Me refiero, obviamente, a lo que todavía queda de originario antropológico de aquella pedanía que fue constriñéndose desde que la especulación constructora entró a saco a partir dela década de los 70 del pasado siglo (hasta que el alcalde Lassaletta – orden y mando –) aprovechando terrenos baldíos y entonces poco cotizados porque parecía como si la expansión natural de Alicante sólo tuviera dirección expansiva hacia el Este y preeminentemente hacia el Norte con crecimiento exponencial de la playa capitalina de San Juan.

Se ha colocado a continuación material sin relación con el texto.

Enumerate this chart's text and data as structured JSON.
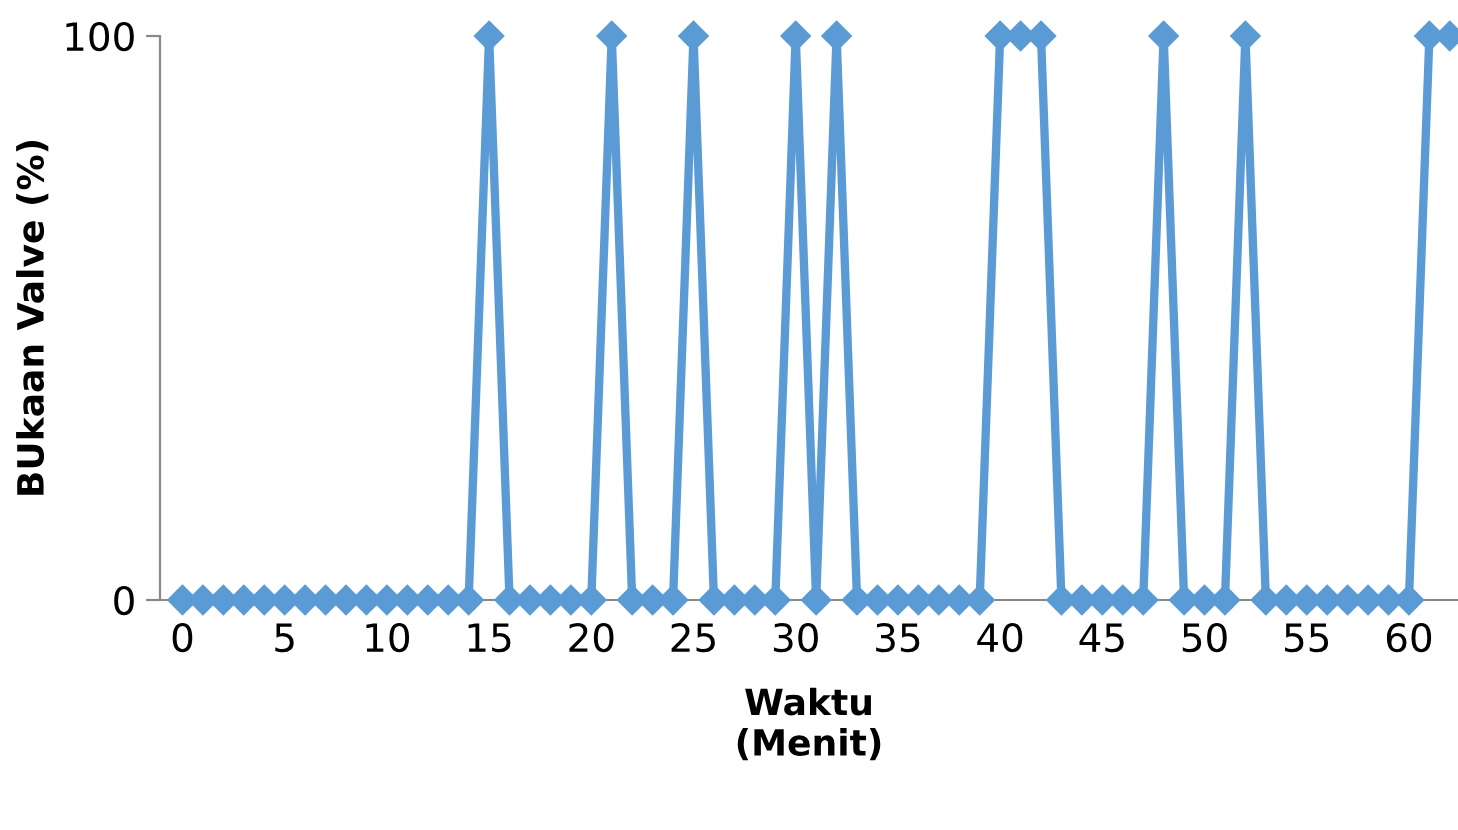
{
  "chart_data": {
    "type": "line",
    "xlabel": "Waktu\n(Menit)",
    "ylabel": "BUkaan Valve (%)",
    "categories": [
      "0",
      null,
      null,
      null,
      null,
      "5",
      null,
      null,
      null,
      null,
      "10",
      null,
      null,
      null,
      null,
      "15",
      null,
      null,
      null,
      null,
      "20",
      null,
      null,
      null,
      null,
      "25",
      null,
      null,
      null,
      null,
      "30",
      null,
      null,
      null,
      null,
      "35",
      null,
      null,
      null,
      null,
      "40",
      null,
      null,
      null,
      null,
      "45",
      null,
      null,
      null,
      null,
      "50",
      null,
      null,
      null,
      null,
      "55",
      null,
      null,
      null,
      null,
      "60",
      null,
      null
    ],
    "series": [
      {
        "color": "#5b9bd5",
        "values": [
          0,
          0,
          0,
          0,
          0,
          0,
          0,
          0,
          0,
          0,
          0,
          0,
          0,
          0,
          0,
          100,
          0,
          0,
          0,
          0,
          0,
          100,
          0,
          0,
          0,
          100,
          0,
          0,
          0,
          0,
          100,
          0,
          100,
          0,
          0,
          0,
          0,
          0,
          0,
          0,
          100,
          100,
          100,
          0,
          0,
          0,
          0,
          0,
          100,
          0,
          0,
          0,
          100,
          0,
          0,
          0,
          0,
          0,
          0,
          0,
          0,
          100,
          100
        ]
      }
    ],
    "ylim": [
      0,
      100
    ],
    "yticks": [
      0,
      100
    ],
    "grid": false,
    "legend": false,
    "marker": "diamond",
    "line_style": "solid"
  }
}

Algo que intentó repararse por el poder municipal con los jardines de El Palmeral (hoy inexplicablemente deteriorados), mientras se le daba cierto arreglillo a la arena que linda con las rocas, adquiriendo oficialmente la clasificación de «playa», aunque siempre había sido más de pescadores que de bañistas, y desdichadamente mayor contaminación venida del muelle de Poniente que, pongamos por caso comparativo, El Postiguet dando al Levante. Lógicamente, cuando se intentaron instalar los macrodepósitos de combustible en el muelle contiguo a San Gabriel (la autoridad portuaria pertenece al Estado), los vecinos, muy cabreados por ni siquiera haber sido consultados, saltaron a la calle en manifestaciones que recorrieron la ciudad, y el entonces presidente de la Junta de Obras del Puerto de Alicante (Ángel Cuesta, político que no técnico), ante la fuerte presión y escandalera pública, no tuvo más remedio que echarse atrás porque ni siquiera el Ayuntamiento, también socialista, apoyaba semejante decisión unilateral sobrevenida del Gobierno central. La bestial riada de 1982, y, en menor medida la de 1997, causaron la mayor indignación ciudadana que recordemos en Alicante, cuando por el Barranco de las Ovejas bajaron cadáveres propiamente humanos, enseres mobiliarios, animales muertos y toda clase de detritos.
Un horror (me tocó vivirlo como periodista, no sé si a pie de agua o de calle) que obligó a realizar obras públicas desde y preferentemente la desembocadura hasta – y con menor dedicación – el monte Maigmó donde nace la rambla de dicho nombre. Y no menor indignación ha habido desde siempre (1906) con la vía del ferrocarril que une la capital con el Sur, esencialmente Elche, Crevillente, Orihuela y Murcia, entre otras poblaciones altamente poblacionales. Más que de «vía «debemos hablar en propiedad de una «barrera» que facilita el estancamiento de las aguas cuando vienen las riadas o llueve «demasiadamente», como diría García Márquez. Ni siquiera, cuando se hizo la desviación de tan necesario conducto ferroviario hacia la estación (intermodal) término de Alicante, se cubrió mínimamente, excusando con la carestía de un túnel, que hubiera sido lo más propio por el peligro que sigue suponiendo al estar expuesta al paso de personas, además de ser signo visible de la dejadez política, tanto de socialistas como de populares a la hora de repartir culpas por parte de los responsables vecinales entrevistados en el análisis histórico y contemporáneo de este programa.
San Gabriel «tan lejos y tan cerca», entre la pedanía conurbana donde todos los sangabrieleros se conocen desde generaciones pasadas, y la novísima clase media o medio-alta bastante ajena a lo que ocurra en la puerta de al lado, dando lugar a una imperfecta simbiosis poblacional, que si bien ha traído servicios indispensables, léase supermercados, talleres especializados, etc., le ha sustraído a San Gabriel ese su toque diferencial que los nativos siempre quisieron conservar. Para bien y a veces para mal, el progreso manda.